DM1.CO.ID, JAKARTA: Sampai dengan Kamis (6/9/2018), Indonesia masih digemparkan dengan Nilai Tukar Rupiah (NTR) yang kian melemah, bahkan tembus hingga di atas Rp. 15.000 per dolar Amerika Serikat (AS).
Sejumlah kalangan pun dibuat khawatir dengan kondisi ekonomi Indonesia saat ini. Tak terkecuali Ekonom Senior Indonesia Rizal Ramli mengaku, pernah menyiapkan strategi untuk menghadapi pelemahan NTR terhadap dolar AS, namun tidak ditanggapi.
“Waktu itu kan saya masih Menteri Maritim, memang tidak ada hubungannya dengan ini. Tapi berhubung kami ada di kabinet, jadi saya usulkan di rapat. Saya katakan kepada Gubernur Bank Indonesia Agus Martowardojo, Menteri Darmin, dan Menkeu agar semua pendapatan ekspor Indonesia harus masuk ke sistem bank kita dulu, baru dikeluarkan.
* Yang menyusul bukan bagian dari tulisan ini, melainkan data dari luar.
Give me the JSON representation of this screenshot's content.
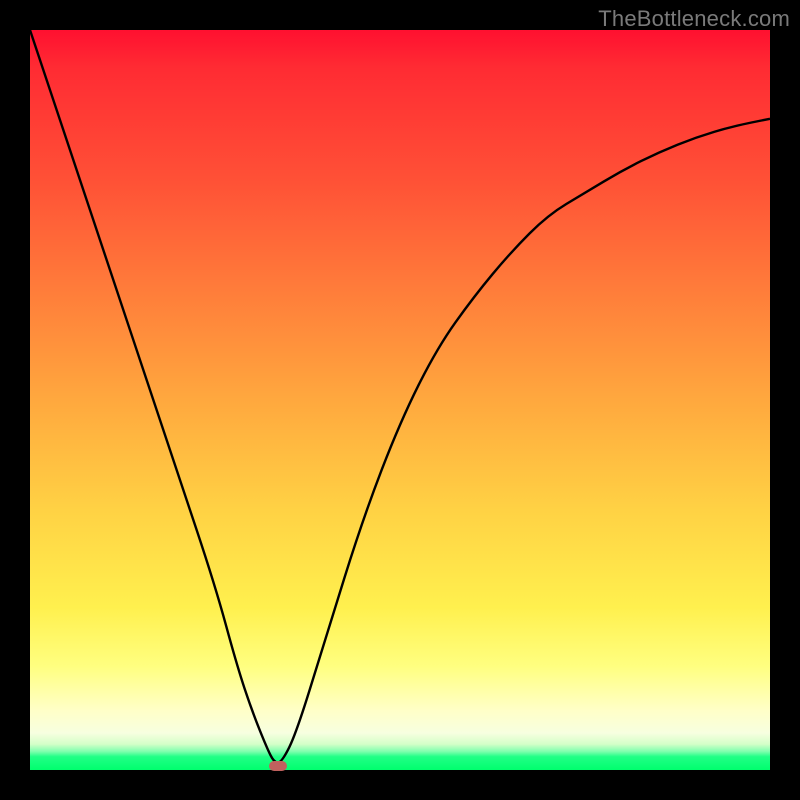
{
  "watermark": "TheBottleneck.com",
  "colors": {
    "frame": "#000000",
    "curve": "#000000",
    "marker": "#c0615e",
    "gradient_top": "#ff1030",
    "gradient_bottom": "#00ff6e"
  },
  "chart_data": {
    "type": "line",
    "title": "",
    "xlabel": "",
    "ylabel": "",
    "xlim": [
      0,
      100
    ],
    "ylim": [
      0,
      100
    ],
    "series": [
      {
        "name": "bottleneck-curve",
        "x": [
          0,
          5,
          10,
          15,
          20,
          25,
          28,
          30,
          32,
          33,
          34,
          36,
          40,
          45,
          50,
          55,
          60,
          65,
          70,
          75,
          80,
          85,
          90,
          95,
          100
        ],
        "values": [
          100,
          85,
          70,
          55,
          40,
          25,
          14,
          8,
          3,
          1,
          1,
          5,
          18,
          34,
          47,
          57,
          64,
          70,
          75,
          78,
          81,
          83.5,
          85.5,
          87,
          88
        ]
      }
    ],
    "annotations": [
      {
        "name": "optimum-marker",
        "x": 33.5,
        "y": 0.5
      }
    ]
  }
}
Tapi saya ditolak, ya beginilah jadinya,” ujar Rizal dalam sesi wawancara dengan media KompasTv.
Kabar tentang NTR yang terus melemah tersebut, semakin menjadi topik hangat di berbagai media karena didukung dengan isu yang beredar bahwa pemerintah akan menaikkan harga Bahan Bakar Minyak (BBM) demi menguatkan NTR.
Namun demikian, isu tersebut ditepis oleh pihak PT Pertamina (Persero) yang menegaskan bahwa harga BBM di Stasiun Pengisian Bahan Bakar Umum (SPBU) Pertamina tidak naik.
“Kita belum ada rencana penyesuaian harga, oleh karenanya harga BBM Pertamina masih tetap,” lontar Adiatma Sardjito selaku Vice President Corporate Communication PT Pertamina (Persero).
Sesuai dengan Peraturan Menteri Energi dan Sumber Daya Mineral (ESDM) Nomor 34 Tahun 2018 tentang Perhitungan Harga Jual Eceran BBM, PT Pertamina selaku Badan Usaha Milik Negara (BUMN) akan melaporkan setiap perubahan harga BBM kepada pemerintah melalui Menteri ESDM.
Sementara itu, pihak Bank Indonesia sendiri telah melakukan berbagai langkah stabilisasi nilai tukar seperti meningkatkan suku bunga acuan, intervensi ganda di pasar valas, serta menawarkan swap dengan biaya yang lebih murah.
Presiden Republik Indonesia (RI) Joko Widodo menanggapi krisis NTR ini mengatakan, pelemahan rupiah lebih disebabkan sentimen dari pihak eksternal, sebagai contoh kenaikan suku bunga The Fed. Sehingga, Jokowi pun mengimbau kepada segenap jajaran pemerintahan agar perlu bersikap prudent (hati-hati) terhadap serangan faktor eksternal yang datang bertubi-tubi.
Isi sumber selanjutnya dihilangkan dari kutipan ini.